Texas A&M University atmospheric sciences professor Don Collins has received grants from NASA and the National Science Foundation (NSF) to design instruments to measure the impacts of aerosol pollution on climate. Collins will use funds from the three-year NASA grant to develop an aircraft-mounted device to study the interaction of aerosols with light, while the five-year NSF grant money will go toward an instrument to determine exactly which particles will form droplets in clouds.
"Aerosols are man-made chemical particles that accumulate in our atmosphere," said Collins, who teaches and conducts research in the College of Geosciences' Department of Atmospheric Sciences. "Aerosols are the primary cause of the haze over a city on a polluted day. Certain aerosol particles can absorb sunlight, while others scatter or reflect light. Increased concentrations of particles can also modify clouds, which causes more energy to be reflected back into space."
Both scenarios can affect climate -- absorption of sunlight by aerosols causes warming, while enhanced scattering or increased cloud reflection causes a cooling effect.
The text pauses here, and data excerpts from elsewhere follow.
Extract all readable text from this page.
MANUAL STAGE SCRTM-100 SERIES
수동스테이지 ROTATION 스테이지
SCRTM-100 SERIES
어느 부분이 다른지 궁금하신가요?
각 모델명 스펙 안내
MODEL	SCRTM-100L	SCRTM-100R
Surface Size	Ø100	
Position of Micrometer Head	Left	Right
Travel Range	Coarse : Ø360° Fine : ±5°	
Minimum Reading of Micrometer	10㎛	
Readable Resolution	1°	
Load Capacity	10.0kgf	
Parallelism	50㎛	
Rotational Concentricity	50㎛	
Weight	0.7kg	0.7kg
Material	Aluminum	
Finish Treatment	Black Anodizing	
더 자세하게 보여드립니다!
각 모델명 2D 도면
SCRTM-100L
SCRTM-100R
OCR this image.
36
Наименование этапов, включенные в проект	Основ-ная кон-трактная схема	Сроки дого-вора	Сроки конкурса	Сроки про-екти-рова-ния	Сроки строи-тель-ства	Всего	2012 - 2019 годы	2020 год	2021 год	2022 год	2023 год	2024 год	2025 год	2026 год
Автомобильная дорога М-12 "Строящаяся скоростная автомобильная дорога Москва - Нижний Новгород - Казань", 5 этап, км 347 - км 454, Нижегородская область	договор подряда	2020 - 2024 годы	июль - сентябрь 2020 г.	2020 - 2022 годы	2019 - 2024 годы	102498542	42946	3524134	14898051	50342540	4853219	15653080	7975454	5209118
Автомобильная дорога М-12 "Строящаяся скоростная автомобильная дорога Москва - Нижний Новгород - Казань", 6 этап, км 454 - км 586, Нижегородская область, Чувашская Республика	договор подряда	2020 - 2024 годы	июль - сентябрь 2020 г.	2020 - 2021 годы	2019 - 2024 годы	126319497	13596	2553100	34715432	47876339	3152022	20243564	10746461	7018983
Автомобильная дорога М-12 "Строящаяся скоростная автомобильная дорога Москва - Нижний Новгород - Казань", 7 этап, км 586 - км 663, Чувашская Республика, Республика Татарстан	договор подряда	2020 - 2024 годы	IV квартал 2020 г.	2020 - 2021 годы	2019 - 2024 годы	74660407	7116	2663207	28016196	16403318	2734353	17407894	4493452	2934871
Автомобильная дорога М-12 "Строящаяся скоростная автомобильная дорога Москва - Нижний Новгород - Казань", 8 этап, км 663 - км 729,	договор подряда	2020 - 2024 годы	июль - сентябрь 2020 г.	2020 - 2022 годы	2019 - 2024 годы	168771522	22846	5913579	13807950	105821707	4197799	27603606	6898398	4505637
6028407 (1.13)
"Under the NASA grant, we'll be developing an instrument to compare and validate results obtained by the PICASSO-CENA satellite, scheduled for launch in 2004," Collins said. "The NASA satellite will be equipped with Lidar, a pulsing laser pointed down on our atmosphere. The satellite emits intermittent laser pulses and measures how much of the laser energy is reflected from the atmosphere. The amount of reflection indicates the relative amount of aerosol loading or concentration at a particular point in our atmosphere.
"The aircraft on which our instrument is mounted will fly over the area directly under the satellite and make detailed measurements of the optical properties of the aerosol particles" he observed. "This will give us a direct measurement that will be coupled with the relative data from the satellite. The result is a measure of an important component of the Earth's radiation budget."
The instrument built with NSF funds will measure the activation of aerosol particles, a process by which water condenses on individual aerosol particles to form cloud droplets.
"This instrument will count and characterize the particles that are capable of forming cloud droplets," Collins said. "We can use this information to determine which types of aerosols lead to cloud formation and which do not.
Collins' work will be paired with research efforts of mechanical engineering faculty member Denis Phares, who is constructing a device to identify the composition of individual aerosol particles. The two instruments initially will be mounted together on the ground in a coastal area and a nearby forest area, but eventually they also will be placed on aircraft.
"As the atmosphere becomes more polluted by man's activities, more sunlight may be reflected back into space, leading to a cooling effect on Earth's climate," Collins said. "Although this cooling won't be enough to offset global warming over the entire Earth, it will compete with warming effects on a small scale."